According to the NIH, “addiction is a term that means compulsive physiological need for and use of a habit-forming substance.” In this definition, they’re referencing addictions to a physical substance, like drugs, or alcohol, or food. However, Harvard Medical School also recognizes that activities like gambling, or sex, or exercise, can be habit-forming in the same destructive ways. (As someone who has experienced disordered eating and anorexia athletica, I can attest to this one.) Harvard states that “for addiction to develop, the drug or activity must shift a person's subjective experience in a desirable direction — feeling good or feeling better.”
What activities led to “feeling good” for me for all those years as a creative in advertising?
Proving my worth. Pushing harder. Working longer. Earning recognition. Winning awards. Constantly pursuing the next project, the next high of coming up with a concept so brilliant, so unique, that I was convinced I was changing the world.
I wasn’t changing the world, of course.
I was just addicted to the feeling of being worthy. Of hearing someone else tell me that I was doing a good job. Of being validated. Of receiving love from someone or something outside myself, because I sure as hell wasn’t feeling it from the inside.
Did I ever really “love” being a creative? Or was the fear that I felt—the one that Marcus Buckingham believes is a sign of love—simply the fear of what I would be without that external validation? And the best way I knew how to keep that fear at bay was through using professional success as my drug?

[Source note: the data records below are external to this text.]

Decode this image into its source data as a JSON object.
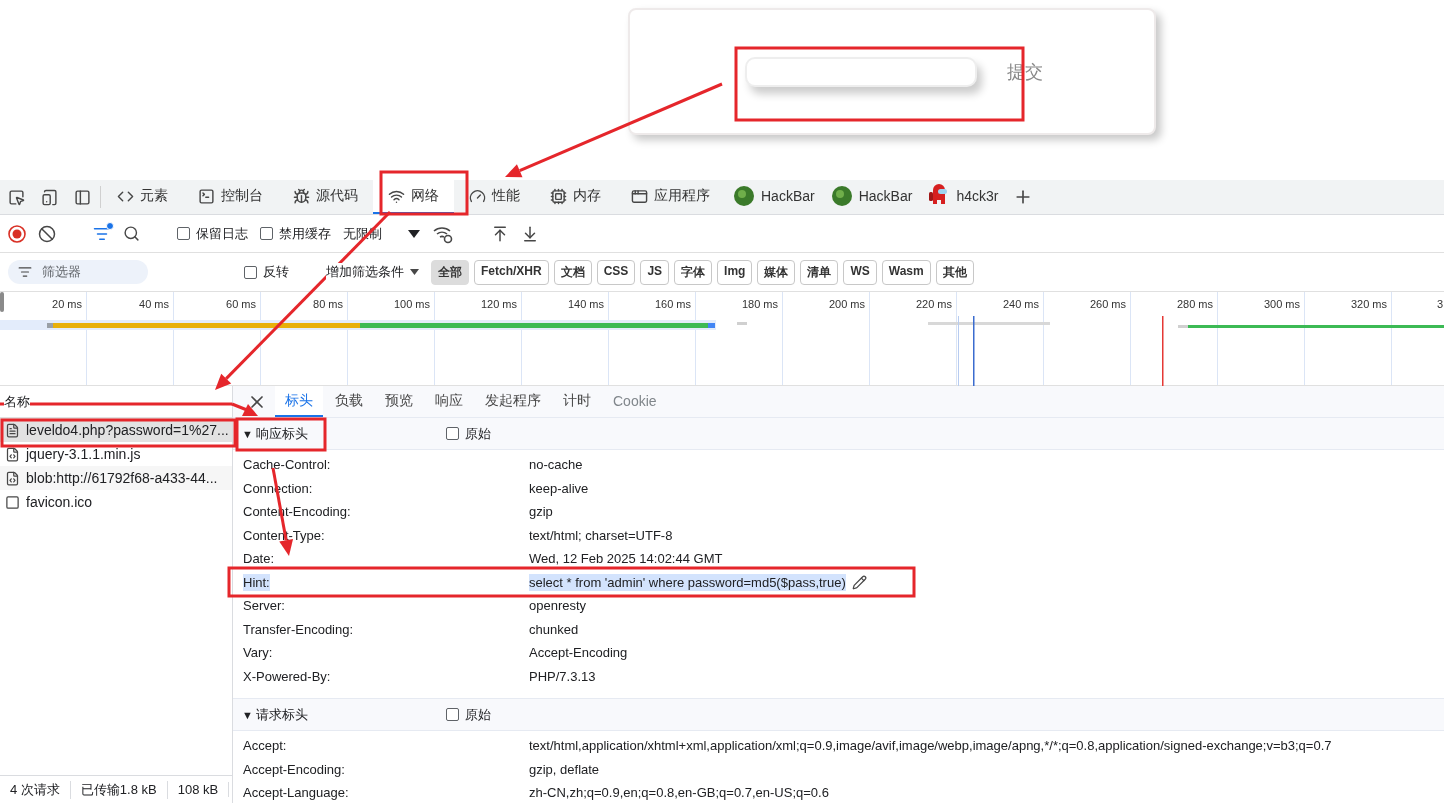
{
  "page": {
    "submit": "提交"
  },
  "devtools": {
    "tools": [
      {
        "kind": "inspect"
      },
      {
        "kind": "device"
      },
      {
        "kind": "dock"
      }
    ],
    "tabs": [
      {
        "kind": "code",
        "label": "元素",
        "selected": false
      },
      {
        "kind": "terminal",
        "label": "控制台",
        "selected": false
      },
      {
        "kind": "bug",
        "label": "源代码",
        "selected": false
      },
      {
        "kind": "wifi",
        "label": "网络",
        "selected": true
      },
      {
        "kind": "gauge",
        "label": "性能",
        "selected": false
      },
      {
        "kind": "chip",
        "label": "内存",
        "selected": false
      },
      {
        "kind": "window",
        "label": "应用程序",
        "selected": false
      },
      {
        "kind": "ball",
        "label": "HackBar",
        "selected": false
      },
      {
        "kind": "ball",
        "label": "HackBar",
        "selected": false
      },
      {
        "kind": "figure",
        "label": "h4ck3r",
        "selected": false
      }
    ],
    "toolbar": {
      "recording": true,
      "filter_active": true,
      "options": [
        {
          "label": "保留日志",
          "checked": false
        },
        {
          "label": "禁用缓存",
          "checked": false
        }
      ],
      "throttle": "无限制"
    },
    "filter_bar": {
      "placeholder": "筛选器",
      "invert": {
        "label": "反转",
        "checked": false
      },
      "more_filters": "增加筛选条件",
      "types": [
        {
          "label": "全部",
          "selected": true
        },
        {
          "label": "Fetch/XHR",
          "selected": false
        },
        {
          "label": "文档",
          "selected": false
        },
        {
          "label": "CSS",
          "selected": false
        },
        {
          "label": "JS",
          "selected": false
        },
        {
          "label": "字体",
          "selected": false
        },
        {
          "label": "Img",
          "selected": false
        },
        {
          "label": "媒体",
          "selected": false
        },
        {
          "label": "清单",
          "selected": false
        },
        {
          "label": "WS",
          "selected": false
        },
        {
          "label": "Wasm",
          "selected": false
        },
        {
          "label": "其他",
          "selected": false
        }
      ]
    },
    "timeline": {
      "ticks": [
        "20 ms",
        "40 ms",
        "60 ms",
        "80 ms",
        "100 ms",
        "120 ms",
        "140 ms",
        "160 ms",
        "180 ms",
        "200 ms",
        "220 ms",
        "240 ms",
        "260 ms",
        "280 ms",
        "300 ms",
        "320 ms",
        "3"
      ]
    },
    "requests": {
      "header": "名称",
      "items": [
        {
          "name": "leveldo4.php?password=1%27...",
          "kind": "document",
          "selected": true
        },
        {
          "name": "jquery-3.1.1.min.js",
          "kind": "script",
          "selected": false
        },
        {
          "name": "blob:http://61792f68-a433-44...",
          "kind": "script",
          "selected": false
        },
        {
          "name": "favicon.ico",
          "kind": "other",
          "selected": false
        }
      ],
      "summary": [
        "4 次请求",
        "已传输1.8 kB",
        "108 kB"
      ]
    },
    "detail": {
      "tabs": [
        {
          "label": "标头",
          "selected": true,
          "disabled": false
        },
        {
          "label": "负载",
          "selected": false,
          "disabled": false
        },
        {
          "label": "预览",
          "selected": false,
          "disabled": false
        },
        {
          "label": "响应",
          "selected": false,
          "disabled": false
        },
        {
          "label": "发起程序",
          "selected": false,
          "disabled": false
        },
        {
          "label": "计时",
          "selected": false,
          "disabled": false
        },
        {
          "label": "Cookie",
          "selected": false,
          "disabled": true
        }
      ],
      "sections": [
        {
          "toggle": "▼",
          "title": "响应标头",
          "expanded": true,
          "raw": {
            "label": "原始",
            "checked": false
          },
          "rows": [
            {
              "name": "Cache-Control:",
              "value": "no-cache",
              "selected": false
            },
            {
              "name": "Connection:",
              "value": "keep-alive",
              "selected": false
            },
            {
              "name": "Content-Encoding:",
              "value": "gzip",
              "selected": false
            },
            {
              "name": "Content-Type:",
              "value": "text/html; charset=UTF-8",
              "selected": false
            },
            {
              "name": "Date:",
              "value": "Wed, 12 Feb 2025 14:02:44 GMT",
              "selected": false
            },
            {
              "name": "Hint:",
              "value": "select * from 'admin' where password=md5($pass,true)",
              "selected": true
            },
            {
              "name": "Server:",
              "value": "openresty",
              "selected": false
            },
            {
              "name": "Transfer-Encoding:",
              "value": "chunked",
              "selected": false
            },
            {
              "name": "Vary:",
              "value": "Accept-Encoding",
              "selected": false
            },
            {
              "name": "X-Powered-By:",
              "value": "PHP/7.3.13",
              "selected": false
            }
          ]
        },
        {
          "toggle": "▼",
          "title": "请求标头",
          "expanded": true,
          "raw": {
            "label": "原始",
            "checked": false
          },
          "rows": [
            {
              "name": "Accept:",
              "value": "text/html,application/xhtml+xml,application/xml;q=0.9,image/avif,image/webp,image/apng,*/*;q=0.8,application/signed-exchange;v=b3;q=0.7",
              "selected": false
            },
            {
              "name": "Accept-Encoding:",
              "value": "gzip, deflate",
              "selected": false
            },
            {
              "name": "Accept-Language:",
              "value": "zh-CN,zh;q=0.9,en;q=0.8,en-GB;q=0.7,en-US;q=0.6",
              "selected": false
            }
          ]
        }
      ]
    }
  }
}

It’s a really complex question that I don’t have the answer to. But what I do know right now is this:
At almost 41 years old, I am finally on the path to loving myself from the inside. And as that intrinsic love grows, my love for the outside stuff, like “doing amazing creative work that’s personally rewarding and fulfilling,” is becoming less and less true. When I wrote those words 6 years ago, I really believed that my creative work was fueling my soul. That I needed it to thrive. But now I have to wonder if that was just the addiction talking.

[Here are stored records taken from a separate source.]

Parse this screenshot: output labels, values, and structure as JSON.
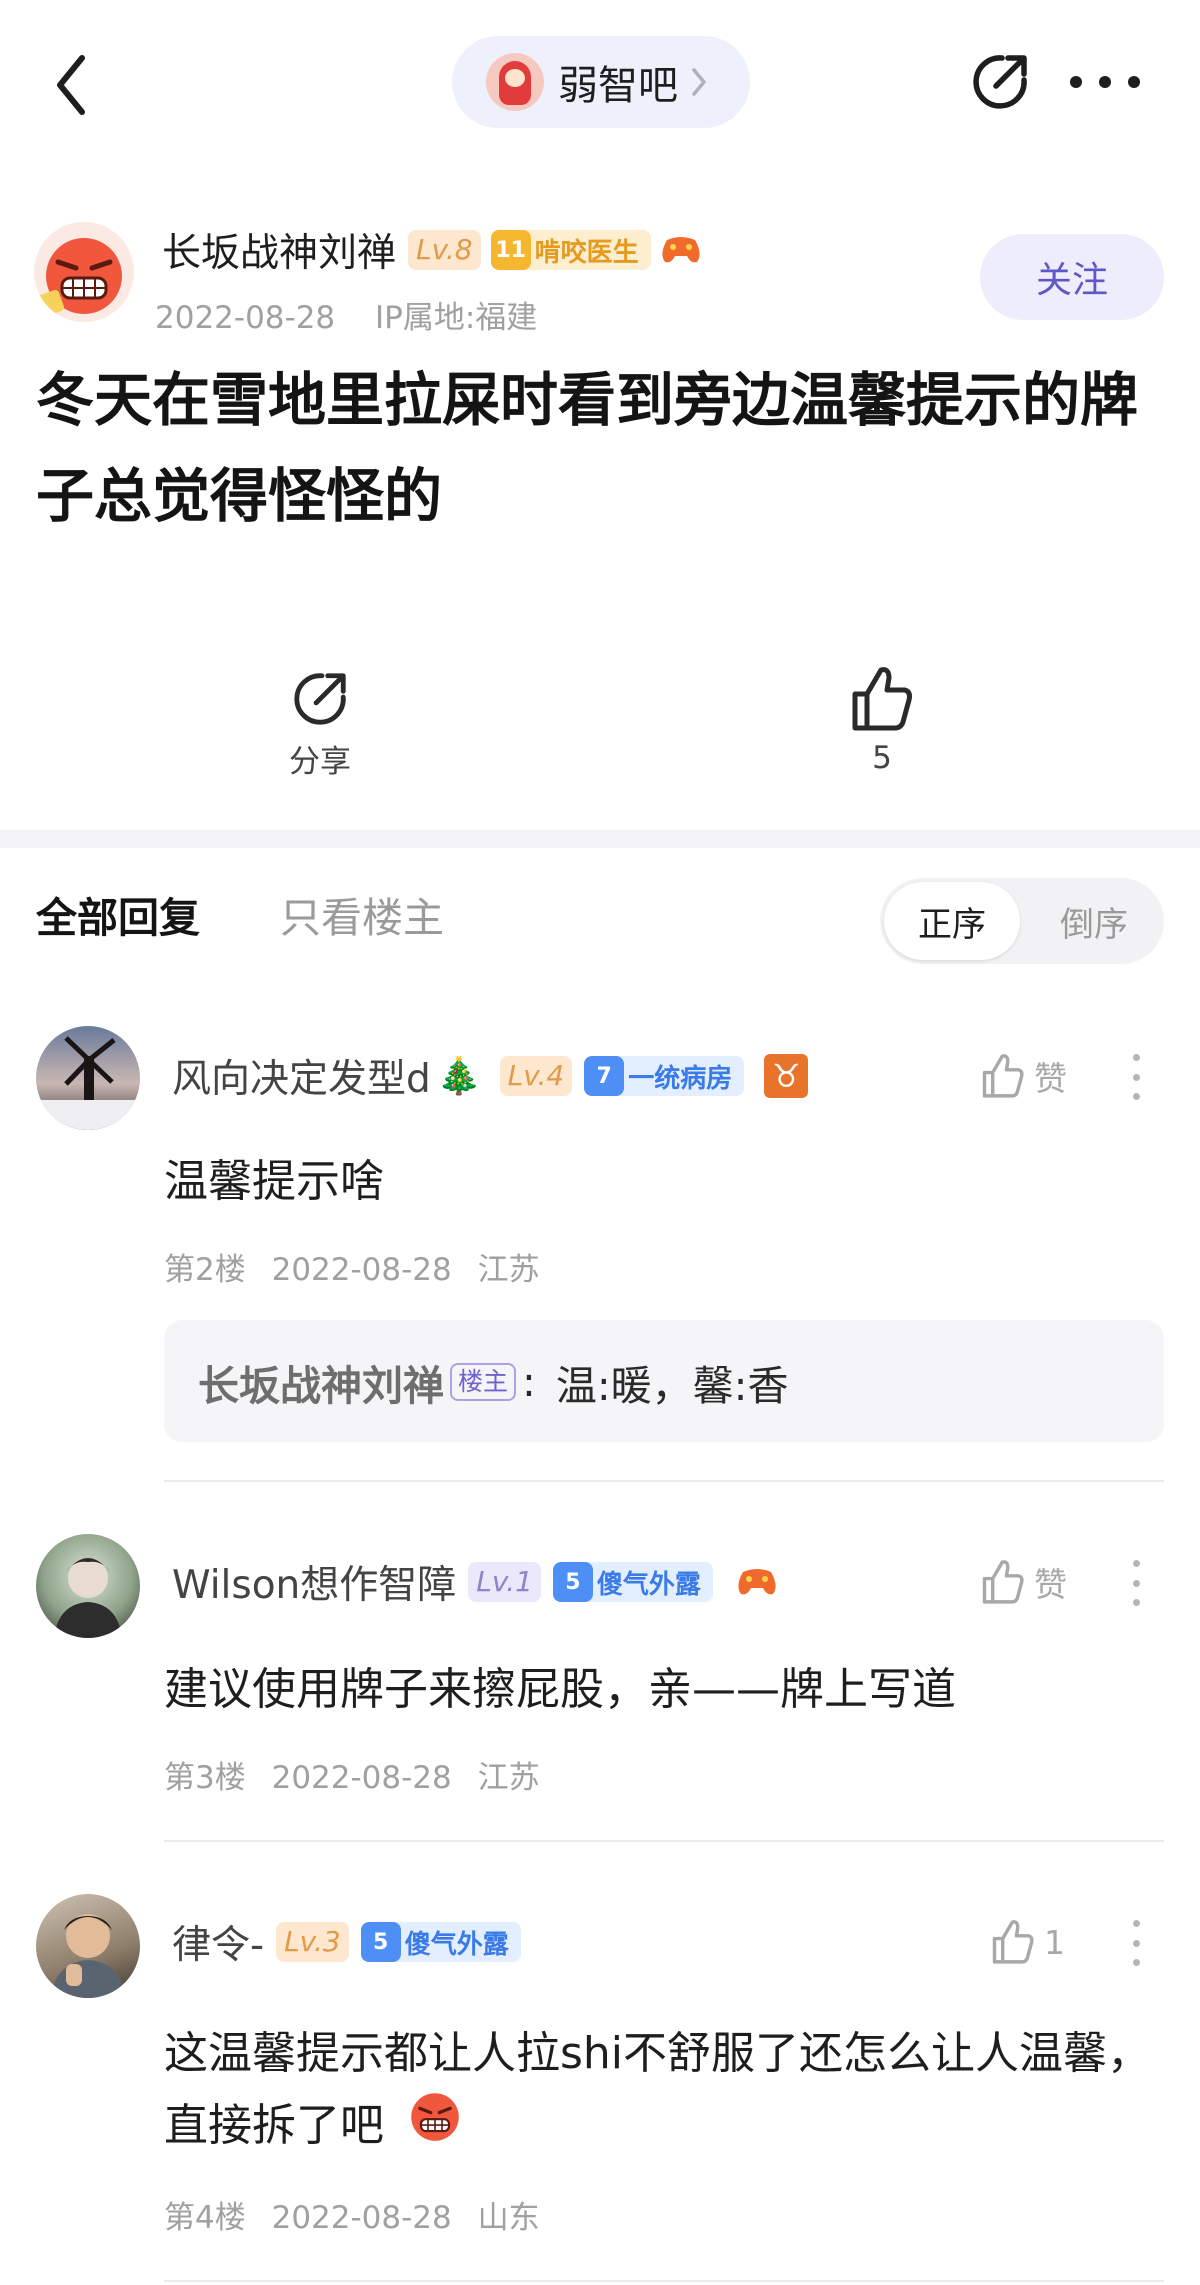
{
  "nav": {
    "forum_name": "弱智吧"
  },
  "post": {
    "author": {
      "name": "长坂战神刘禅",
      "level": "Lv.8",
      "title_level": "11",
      "title": "啃咬医生",
      "date": "2022-08-28",
      "ip": "IP属地:福建"
    },
    "follow_label": "关注",
    "title": "冬天在雪地里拉屎时看到旁边温馨提示的牌子总觉得怪怪的",
    "share_label": "分享",
    "like_count": "5"
  },
  "replies_header": {
    "tab_all": "全部回复",
    "tab_op_only": "只看楼主",
    "sort_asc": "正序",
    "sort_desc": "倒序"
  },
  "comments": [
    {
      "name": "风向决定发型d",
      "emoji": "🎄",
      "level": "Lv.4",
      "title_level": "7",
      "title": "一统病房",
      "zodiac": "♉",
      "like_label": "赞",
      "body": "温馨提示啥",
      "floor": "第2楼",
      "date": "2022-08-28",
      "location": "江苏",
      "reply": {
        "name": "长坂战神刘禅",
        "tag": "楼主",
        "colon": ":",
        "text": "温:暖，馨:香"
      }
    },
    {
      "name": "Wilson想作智障",
      "level": "Lv.1",
      "title_level": "5",
      "title": "傻气外露",
      "like_label": "赞",
      "body": "建议使用牌子来擦屁股，亲——牌上写道",
      "floor": "第3楼",
      "date": "2022-08-28",
      "location": "江苏"
    },
    {
      "name": "律令-",
      "level": "Lv.3",
      "title_level": "5",
      "title": "傻气外露",
      "like_label": "1",
      "body": "这温馨提示都让人拉shi不舒服了还怎么让人温馨，直接拆了吧",
      "floor": "第4楼",
      "date": "2022-08-28",
      "location": "山东"
    }
  ],
  "colors": {
    "accent": "#5f57c8",
    "follow_bg": "#eeedfb",
    "level_orange": "#e29a4b",
    "title_gold": "#e59a1d",
    "title_blue": "#3a7be8"
  },
  "icons": [
    "back-arrow-icon",
    "chevron-right-icon",
    "share-icon",
    "more-icon",
    "thumbs-up-icon",
    "game-controller-icon",
    "angry-emoji-icon"
  ]
}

Maybe I haven’t “lost my love” for what I do, but actually “found my love” for myself.
These days, I’m finding new professional paths that light me up. They’re creative, but in an entirely different way. Ways that don’t require outside validation, and are innately human. Leadership training. Coaching. Wellbeing. Learning + Development. With all of this shifting, I’m realizing that my 34-year-old self gave some pretty stellar advice: since doing advertising creative work is no longer my North Star, it might be time for a change.
I still hope we win this pitch that my team and I are working on. But I’m not going to abuse myself, or anyone else, to make that happen. There’s no addiction this time. Just real, personal, love.